One more argument of Canon. Ebor.'s has to be met. He says (Vol. iv., p. 197.), "The Convocation of the Clergy never met either the sovereign or the parliament." The following quotations will destroy this position:—
"Though sometimes the King himself has vouchsafed to appear and sit in Convocation, when it was called for some extraordinary cause; as in Arundel's Register Henry IV. is remembered to have done (in Conv. habitâ 23 Jul. 1408, causâ Uniones)."—Atterbury, p. 20.
Also:
"'Until the reign of Henry VII., there is a doubt whether the Convocation of the Clergy, then in separate existence from the Parliament since Edward I., had transacted purely ecclesiastical business not connected with the Government, or where the King was not present in person. (Henry IV., Wilkins, p. 310.) In the reign of Henry VIII., who also sat in Convocation, no Church Provincial Synod was held, and the House of Lords met and adjourned on the days on which Convocation transacted business in consideration to the bishops, who were barons of Parliament, and also members of the Upper House of Convocation. (Wake.)'"—Diocesan Synods, by Rev. W. Pound, M.A.

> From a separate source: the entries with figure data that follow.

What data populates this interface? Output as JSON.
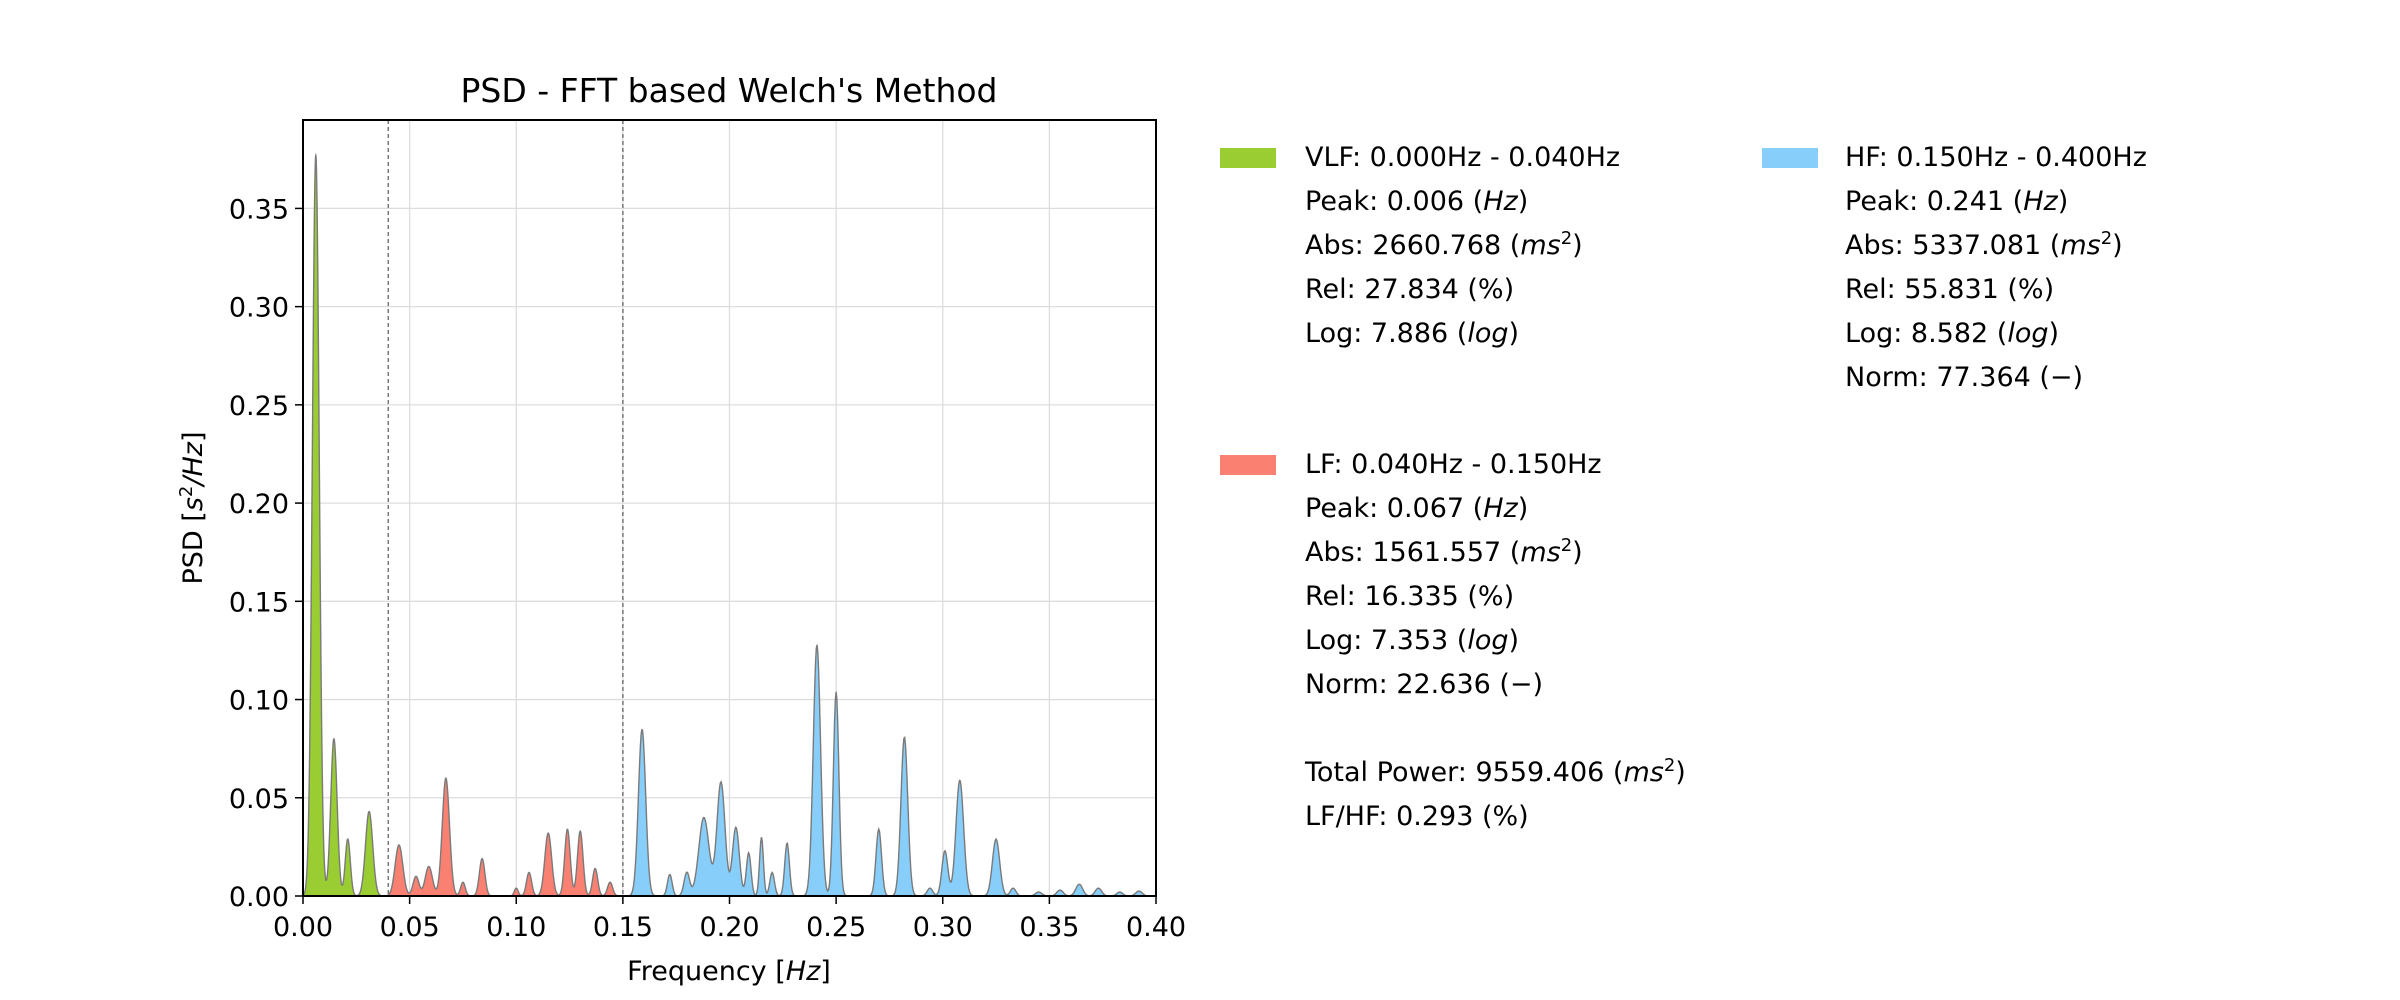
{
  "chart_data": {
    "type": "area",
    "title": "PSD - FFT based Welch's Method",
    "xlabel": "Frequency",
    "xlabel_unit": "Hz",
    "ylabel": "PSD",
    "ylabel_unit": "s2/Hz",
    "xlim": [
      0.0,
      0.4
    ],
    "ylim": [
      0.0,
      0.395
    ],
    "xticks": [
      "0.00",
      "0.05",
      "0.10",
      "0.15",
      "0.20",
      "0.25",
      "0.30",
      "0.35",
      "0.40"
    ],
    "yticks": [
      "0.00",
      "0.05",
      "0.10",
      "0.15",
      "0.20",
      "0.25",
      "0.30",
      "0.35"
    ],
    "grid": true,
    "band_edges": [
      0.04,
      0.15
    ],
    "bands": [
      {
        "name": "VLF",
        "range": [
          0.0,
          0.04
        ],
        "color": "#9acd32"
      },
      {
        "name": "LF",
        "range": [
          0.04,
          0.15
        ],
        "color": "#fa8072"
      },
      {
        "name": "HF",
        "range": [
          0.15,
          0.4
        ],
        "color": "#87cefa"
      }
    ],
    "peaks": [
      [
        0.006,
        0.377,
        0.0016
      ],
      [
        0.0145,
        0.08,
        0.0015
      ],
      [
        0.021,
        0.029,
        0.0012
      ],
      [
        0.031,
        0.043,
        0.0017
      ],
      [
        0.045,
        0.026,
        0.0018
      ],
      [
        0.053,
        0.01,
        0.0014
      ],
      [
        0.059,
        0.015,
        0.0017
      ],
      [
        0.067,
        0.06,
        0.0017
      ],
      [
        0.075,
        0.007,
        0.0011
      ],
      [
        0.084,
        0.019,
        0.0013
      ],
      [
        0.1,
        0.004,
        0.0009
      ],
      [
        0.106,
        0.012,
        0.0012
      ],
      [
        0.115,
        0.032,
        0.0016
      ],
      [
        0.124,
        0.034,
        0.0013
      ],
      [
        0.13,
        0.033,
        0.0013
      ],
      [
        0.137,
        0.014,
        0.0012
      ],
      [
        0.144,
        0.007,
        0.0012
      ],
      [
        0.159,
        0.085,
        0.0017
      ],
      [
        0.172,
        0.011,
        0.0011
      ],
      [
        0.18,
        0.012,
        0.0013
      ],
      [
        0.188,
        0.04,
        0.0024
      ],
      [
        0.196,
        0.058,
        0.0019
      ],
      [
        0.203,
        0.035,
        0.0016
      ],
      [
        0.209,
        0.022,
        0.0011
      ],
      [
        0.215,
        0.03,
        0.0009
      ],
      [
        0.22,
        0.012,
        0.0011
      ],
      [
        0.227,
        0.027,
        0.0011
      ],
      [
        0.241,
        0.128,
        0.0017
      ],
      [
        0.25,
        0.104,
        0.0013
      ],
      [
        0.27,
        0.034,
        0.0013
      ],
      [
        0.282,
        0.081,
        0.0016
      ],
      [
        0.294,
        0.004,
        0.0013
      ],
      [
        0.301,
        0.023,
        0.0014
      ],
      [
        0.308,
        0.059,
        0.0018
      ],
      [
        0.325,
        0.029,
        0.0017
      ],
      [
        0.333,
        0.004,
        0.0013
      ],
      [
        0.345,
        0.002,
        0.0015
      ],
      [
        0.355,
        0.003,
        0.0015
      ],
      [
        0.364,
        0.006,
        0.0016
      ],
      [
        0.373,
        0.004,
        0.0015
      ],
      [
        0.383,
        0.002,
        0.0014
      ],
      [
        0.392,
        0.0025,
        0.0015
      ]
    ]
  },
  "legend": {
    "vlf": {
      "title": "VLF: 0.000Hz - 0.040Hz",
      "peak": "Peak: 0.006",
      "peak_unit": "Hz",
      "abs": "Abs:  2660.768",
      "abs_unit": "ms",
      "rel": "Rel:  27.834 (%)",
      "log": "Log:  7.886",
      "log_unit": "log"
    },
    "lf": {
      "title": "LF: 0.040Hz - 0.150Hz",
      "peak": "Peak: 0.067",
      "peak_unit": "Hz",
      "abs": "Abs:  1561.557",
      "abs_unit": "ms",
      "rel": "Rel:  16.335 (%)",
      "log": "Log:  7.353",
      "log_unit": "log",
      "norm": "Norm: 22.636 (−)"
    },
    "hf": {
      "title": "HF: 0.150Hz - 0.400Hz",
      "peak": "Peak: 0.241",
      "peak_unit": "Hz",
      "abs": "Abs:  5337.081",
      "abs_unit": "ms",
      "rel": "Rel:  55.831 (%)",
      "log": "Log:  8.582",
      "log_unit": "log",
      "norm": "Norm: 77.364 (−)"
    },
    "total": "Total Power: 9559.406",
    "total_unit": "ms",
    "lfhf": "LF/HF: 0.293 (%)"
  }
}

3. The Clergy were not, and are not, represented in parliament by the Spiritual Lords. The bishops are called to the House of Lords as barons; just in the same manner as the abbots and priors were formerly summoned, not as representing any body of men, but as holding in capite of the King. The prelates have sat in the House of Lords since William I., not as peers or nobles by blood, nor as representatives, but by virtue of this tenure. They certainly were not considered as representatives before the Reformation; and that the same opinions respecting them prevailed still later, will appear from the decision of the House of Commons in 1 Mary, that a clerk could not be chosen into that House, "because he was represented already in another House;" and again, from a speech in the Commons by Mr. Solicitor St. John on the "Act to take away Bishops' Votes in Parliament:"
"1. Because they have no such inherent right and liberty of being there as the Lords Temporal and Peers of the Realm have; for they are not there representative of any body else; no, not of the clergy; for if so, then the clergy were twice represented by them, viz. the Lords' House and in the Convocation; for their writ of election is to send two clerks ad consentiendum, &c. Besides, none are there representative of others, but those that have their suffrages from others; and therefore only the clerks in Convocation do represent them.
"3. If they were representative of the clergy, as a third estate and degree, no act of parliament could be good if they did wholly disassent; and yet they have disassented, and the law good and in force, as in the Act for establishing the Book of Common Prayer in Queen Elizabeth's time. They did disassent from the confirming of that law, which could not have been good if they had been a third estate, and disassented."—Rapin's History of England, book xx.